Trump on Friday vowed to roll back his predecessor Barack Obama's deal re-opening trade ties with Havana, in favor of measures to support the Cuban people against what he called their "cruel and brutal" regime.
"Today's announcement is a step in the right direction to reverse an ill-advised and misguided Cuba policy that has failed to deliver on its promises, left the Cuban people worse off, and allowed American fugitives, like wanted terrorist and cop-killer Joanne Chesimard, to escape justice", Menendez said. Emmer, Crawford and five other House Republicans have warned that rolling back U.S. Cuba policy could threaten new bilateral agreements with Havana to combat human trafficking, illicit drugs and cyber crimes.
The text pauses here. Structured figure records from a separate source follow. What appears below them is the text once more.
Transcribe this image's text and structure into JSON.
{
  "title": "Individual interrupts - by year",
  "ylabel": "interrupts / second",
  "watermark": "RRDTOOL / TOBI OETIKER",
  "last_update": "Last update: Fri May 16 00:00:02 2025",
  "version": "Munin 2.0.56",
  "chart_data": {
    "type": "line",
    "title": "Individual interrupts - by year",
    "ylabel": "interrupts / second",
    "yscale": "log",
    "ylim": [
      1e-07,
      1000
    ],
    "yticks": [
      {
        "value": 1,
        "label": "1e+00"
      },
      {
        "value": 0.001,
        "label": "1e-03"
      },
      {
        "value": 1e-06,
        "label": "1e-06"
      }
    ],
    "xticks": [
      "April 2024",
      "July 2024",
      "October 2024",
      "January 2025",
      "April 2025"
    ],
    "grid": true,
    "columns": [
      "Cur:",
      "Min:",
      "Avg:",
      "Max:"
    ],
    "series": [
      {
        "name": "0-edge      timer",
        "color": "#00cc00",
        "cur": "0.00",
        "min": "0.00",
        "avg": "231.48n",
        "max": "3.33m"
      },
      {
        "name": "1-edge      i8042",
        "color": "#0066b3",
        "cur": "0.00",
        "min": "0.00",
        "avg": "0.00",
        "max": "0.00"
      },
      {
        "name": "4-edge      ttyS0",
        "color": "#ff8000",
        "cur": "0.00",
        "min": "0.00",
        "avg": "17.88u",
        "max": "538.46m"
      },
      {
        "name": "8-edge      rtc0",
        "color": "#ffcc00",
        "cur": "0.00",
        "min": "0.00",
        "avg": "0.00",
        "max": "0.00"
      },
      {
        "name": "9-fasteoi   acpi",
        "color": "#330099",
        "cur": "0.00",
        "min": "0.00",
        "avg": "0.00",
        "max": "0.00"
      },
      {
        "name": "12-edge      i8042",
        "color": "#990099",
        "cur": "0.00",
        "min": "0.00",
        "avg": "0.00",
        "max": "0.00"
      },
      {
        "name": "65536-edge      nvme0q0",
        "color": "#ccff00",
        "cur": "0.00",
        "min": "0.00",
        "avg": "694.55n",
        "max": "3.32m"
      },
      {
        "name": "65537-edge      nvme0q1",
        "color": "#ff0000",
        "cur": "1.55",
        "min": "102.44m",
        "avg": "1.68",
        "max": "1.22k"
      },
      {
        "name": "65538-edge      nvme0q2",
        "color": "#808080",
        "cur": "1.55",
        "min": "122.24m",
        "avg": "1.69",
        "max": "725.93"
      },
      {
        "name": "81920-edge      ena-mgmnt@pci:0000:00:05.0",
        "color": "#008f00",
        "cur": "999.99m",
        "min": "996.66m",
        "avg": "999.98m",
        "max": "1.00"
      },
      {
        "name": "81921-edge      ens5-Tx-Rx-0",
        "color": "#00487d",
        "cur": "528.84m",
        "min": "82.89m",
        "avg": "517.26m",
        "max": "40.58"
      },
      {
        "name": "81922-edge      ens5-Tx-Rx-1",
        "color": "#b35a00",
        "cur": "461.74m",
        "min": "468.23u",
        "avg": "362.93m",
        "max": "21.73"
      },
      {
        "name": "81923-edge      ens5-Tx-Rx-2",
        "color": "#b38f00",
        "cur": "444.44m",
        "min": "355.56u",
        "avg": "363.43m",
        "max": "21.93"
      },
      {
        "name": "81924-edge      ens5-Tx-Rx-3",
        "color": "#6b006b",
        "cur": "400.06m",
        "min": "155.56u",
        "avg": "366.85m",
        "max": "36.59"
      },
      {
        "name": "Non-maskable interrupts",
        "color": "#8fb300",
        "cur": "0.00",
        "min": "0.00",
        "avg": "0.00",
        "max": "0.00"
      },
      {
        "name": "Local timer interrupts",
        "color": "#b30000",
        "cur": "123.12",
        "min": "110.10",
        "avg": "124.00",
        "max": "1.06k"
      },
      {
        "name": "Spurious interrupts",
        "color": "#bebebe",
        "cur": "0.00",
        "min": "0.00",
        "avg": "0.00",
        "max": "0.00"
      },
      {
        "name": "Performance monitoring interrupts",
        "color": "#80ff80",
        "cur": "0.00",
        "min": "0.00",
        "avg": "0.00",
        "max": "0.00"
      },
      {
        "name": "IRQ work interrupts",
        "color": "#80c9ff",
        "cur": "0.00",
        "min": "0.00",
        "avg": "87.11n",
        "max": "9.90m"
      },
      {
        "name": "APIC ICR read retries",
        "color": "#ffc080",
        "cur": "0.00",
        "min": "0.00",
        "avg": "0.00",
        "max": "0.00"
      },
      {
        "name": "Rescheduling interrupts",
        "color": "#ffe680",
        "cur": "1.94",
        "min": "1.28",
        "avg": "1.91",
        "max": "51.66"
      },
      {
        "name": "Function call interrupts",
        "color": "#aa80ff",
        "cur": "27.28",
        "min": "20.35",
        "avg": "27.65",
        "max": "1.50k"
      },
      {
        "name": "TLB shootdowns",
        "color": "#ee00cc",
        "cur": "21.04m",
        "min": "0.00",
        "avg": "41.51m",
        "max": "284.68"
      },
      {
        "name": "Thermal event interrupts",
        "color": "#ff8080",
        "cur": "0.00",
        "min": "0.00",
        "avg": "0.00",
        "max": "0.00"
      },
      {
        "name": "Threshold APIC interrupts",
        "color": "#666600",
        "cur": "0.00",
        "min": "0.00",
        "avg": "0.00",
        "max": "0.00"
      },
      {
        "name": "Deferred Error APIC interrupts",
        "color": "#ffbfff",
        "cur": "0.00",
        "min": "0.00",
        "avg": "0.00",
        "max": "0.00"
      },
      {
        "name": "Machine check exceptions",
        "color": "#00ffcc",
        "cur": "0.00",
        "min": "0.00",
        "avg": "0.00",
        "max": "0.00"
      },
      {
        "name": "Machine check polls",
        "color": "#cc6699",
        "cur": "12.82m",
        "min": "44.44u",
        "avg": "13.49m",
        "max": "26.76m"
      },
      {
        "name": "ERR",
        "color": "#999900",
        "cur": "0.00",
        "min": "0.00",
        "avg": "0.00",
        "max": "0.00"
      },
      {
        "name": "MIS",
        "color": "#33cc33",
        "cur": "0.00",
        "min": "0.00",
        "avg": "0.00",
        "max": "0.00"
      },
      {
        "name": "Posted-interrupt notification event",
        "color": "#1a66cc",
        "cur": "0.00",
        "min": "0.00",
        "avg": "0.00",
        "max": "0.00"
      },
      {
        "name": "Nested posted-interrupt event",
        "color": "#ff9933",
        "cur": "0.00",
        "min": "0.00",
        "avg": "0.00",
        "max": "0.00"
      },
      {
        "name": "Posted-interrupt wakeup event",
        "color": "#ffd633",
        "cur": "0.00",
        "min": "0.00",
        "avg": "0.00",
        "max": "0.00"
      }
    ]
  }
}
He also doesn't plan to restore the so-called "wet feet, dry feet" immigration policy - repealed by Obama - that allowed Cuban migrants who reached us soil to stay.
But the changes would ultimately meet four objectives, according to the White House: Ensure compliance with USA law, hold the Cuban government accountable for alleged human rights abuses, further the interests of the US and the Cuban people, and "empower the Cuban people to develop greater economic and political liberty".
Diplomatic relations will remain in tact and commercial air and sea links will be exempted from the new restrictions.
The changes themselves are minimal compared to their consequences for US relations with Latin America; in terms of substance, this is really a nothingburger.
Rhodes isn't the only Obama administration veteran who seems to be experiencing personal pain as Trump strips away portions of the 44th president's legacy - on immigration, trade, the environment and, perhaps, health care.
"We will keep in place the safeguards to prevent Cubans from risking their lives to unlawful travel to the United States".
President Donald Trump delivers remarks on Cuba policy, Friday, June 16, 2017, in Miami. "We remain committed to working with all relevant parties to remove the antiquated policies that hinder the empowerment of the American and Cuban people".
The examples that fathers set and the lessons they impart about hard work, dedication to family and believing in oneself establish the moral foundation for success, US President Donald Trump has said in his Father's Day message.
"Further U.S. disengagement opens up opportunities for countries like Iran, Russia, North Korea and China to gain influence on an island 90 miles off our coast", Crawford said.
However, individual "people-to-people" trips by Americans to Cuba, allowed by Obama for the first time in decades, will again be prohibited. "And we are going to be safeguarding those people", he said.
The new sanctions stipulate: "An employee, consultant, or agent of the group must accompany each group to ensure that each traveler maintains a full-time schedule of educational exchange activities". Though it is not a complete reversal of Obama's policy, Lee said the change will hurt both countries. But the Republican leadership in Congress has long blocked such a move, and it appears unlikely to budge.
Benjamin Rhodes, a former deputy national security adviser for Obama who led secret negotiations with Cuban officials that led to the rapprochement, said Trump's moves would undermine his stated objectives, pushing the Cubans into the arms of the Chinese and Russians, who have no restrictions on their dealings there, and emboldening hard-liners in the country who are opposed to moving toward democracy.
It is expected that the Treasury and Commerce Departments will release precise regulations within 30 days.
This new policy aims to limit transactions with GAESA, run by Gen.Luis Alberto Rodríguez López-Callejas, Raul Castro's son-in-law.